17:34 DavidHeidelberg[m]: thanks for noticing thou
17:37 robclark: what tests started crashing? This is with kernel uprev? Or?
17:42 DavidHeidelberg[m]: robclark: a618 and a530 fails: https://gitlab.freedesktop.org/mesa/mesa/-/merge_requests/23251
17:42 DavidHeidelberg[m]: A530 won't load display controller and a618 just crashes few tests
17:48 robclark: DavidHeidelberg[m]: what was previous kernel? Looks like something isn't healthy with that kernel, I guess
17:51 DavidHeidelberg[m]: robclark: 6.3.1
17:51 DavidHeidelberg[m]: I see large amount msm/ changes between 6.3.1..4
17:55 robclark: huh
17:56 robclark: I don't particularly follow the stable kernels, but wouldn't have really expected that.
18:03 DavidHeidelberg[m]: https://git.kernel.org/pub/scm/linux/kernel/git/stable/linux.git/log/?h=v6.3.4
18:06 eric_engestrom: DavidHeidelberg[m]: can you add a comment on the line with the kernel url saying which tag the hash corresponds to, to having to look it up?
18:08 DavidHeidelberg[m]: I added the link into the MR
18:09 robclark: DavidHeidelberg[m]: looks like most of the changes are disp/dpu (no idea why, for ex, "drm/msm/dpu: split SM8550 catalog entry to the separate file" ended up on stable).. so should be pretty much unrelated..

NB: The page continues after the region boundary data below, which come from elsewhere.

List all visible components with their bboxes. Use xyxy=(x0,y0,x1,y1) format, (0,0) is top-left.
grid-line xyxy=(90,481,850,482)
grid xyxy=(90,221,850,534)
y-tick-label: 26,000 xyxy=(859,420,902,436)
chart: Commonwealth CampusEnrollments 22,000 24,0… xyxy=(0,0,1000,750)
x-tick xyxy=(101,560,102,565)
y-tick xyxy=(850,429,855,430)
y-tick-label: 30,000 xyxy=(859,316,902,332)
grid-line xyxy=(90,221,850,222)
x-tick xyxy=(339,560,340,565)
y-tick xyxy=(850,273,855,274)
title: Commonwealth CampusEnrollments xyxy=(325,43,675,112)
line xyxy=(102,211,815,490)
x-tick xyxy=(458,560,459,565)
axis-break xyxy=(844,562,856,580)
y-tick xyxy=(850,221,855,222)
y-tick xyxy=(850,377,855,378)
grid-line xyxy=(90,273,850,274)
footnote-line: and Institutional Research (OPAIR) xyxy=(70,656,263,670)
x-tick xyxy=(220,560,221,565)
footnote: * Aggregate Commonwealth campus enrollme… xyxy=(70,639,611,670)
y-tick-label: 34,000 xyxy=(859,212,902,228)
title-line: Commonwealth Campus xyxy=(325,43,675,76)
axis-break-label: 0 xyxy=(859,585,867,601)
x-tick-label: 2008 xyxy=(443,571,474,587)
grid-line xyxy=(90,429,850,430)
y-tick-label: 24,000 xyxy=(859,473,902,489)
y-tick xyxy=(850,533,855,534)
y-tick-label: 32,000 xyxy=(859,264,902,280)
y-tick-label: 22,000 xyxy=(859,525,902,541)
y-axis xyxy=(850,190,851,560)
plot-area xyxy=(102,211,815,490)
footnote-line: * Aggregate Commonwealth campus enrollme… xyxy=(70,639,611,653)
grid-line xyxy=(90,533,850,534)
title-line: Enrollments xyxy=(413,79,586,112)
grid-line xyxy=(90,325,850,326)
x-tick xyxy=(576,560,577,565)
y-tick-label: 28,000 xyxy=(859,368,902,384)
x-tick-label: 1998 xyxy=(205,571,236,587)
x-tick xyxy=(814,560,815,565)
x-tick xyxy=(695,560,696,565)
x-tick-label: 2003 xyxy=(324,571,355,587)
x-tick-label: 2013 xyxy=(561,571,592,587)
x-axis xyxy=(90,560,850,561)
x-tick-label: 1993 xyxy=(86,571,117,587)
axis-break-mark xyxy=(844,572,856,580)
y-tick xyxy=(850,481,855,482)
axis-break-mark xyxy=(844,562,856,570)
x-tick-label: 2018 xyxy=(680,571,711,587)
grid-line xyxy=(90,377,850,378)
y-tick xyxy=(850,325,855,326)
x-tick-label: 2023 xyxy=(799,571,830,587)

18:12 DavidHeidelberg[m]: robclark: what about https://git.kernel.org/pub/scm/linux/kernel/git/stable/linux.git/commit/?h=v6.3.4&id=3a4e6dc2a6f659ac53a0d280832677b6ecb69944 ?
18:12 DavidHeidelberg[m]: I was thinking this one could affect a530
18:13 DavidHeidelberg[m]: but it doesn't look much likely :/
18:13 robclark: it didn't trigger any igt fails in msm-next/msm-fixes CI
18:14 robclark: IIRC db845c is using a bridge chip for hdmi, so could be something outside of drm/msm .. but maybe you could bisect
18:14 robclark: (or at least narrow it down to which 6.3.y tag started having problems)
18:15 DavidHeidelberg[m]: I'll try to do it, but just as I reduce the 1hr qaiting for the rootfs generation
18:15 DavidHeidelberg[m]: *waiting
18:18 robclark: thx
19:08 sassefa: Hello. I'm Surafel and I'm looking to get into DRI development. Just introducing myself for now 👋️
20:21 DUOLabs[m]: * However, while most `cs.hdr.ctx_id` is `2` (I'm assuming the "main" Virgl context), some `cs.hdr.ctx_id` is 5, which may refer to the venus context (in that case, why is the capset not for Venus)?
21:31 karolherbst: any debugging tips when kmalloc crashes on weird addresses? Tried kasan, but my bug doesn't happen once it's enabled
21:52 iive: karolherbst, how about using second crashkernel to make kdump of the crash?
22:18 q66: airlied: so i "fixed" the problem https://gitlab.freedesktop.org/mesa/mesa/-/issues/9100#note_1928940
23:07 Kayden: sassefa: welcome! always nice to see new folks here
23:09 DavidHeidelberg[m]: q66: nice! Good work
23:28 DUOLabs[m]: Got it to work! Forgot to implement CONTEXT_INIT in virgl_cmd_context_create.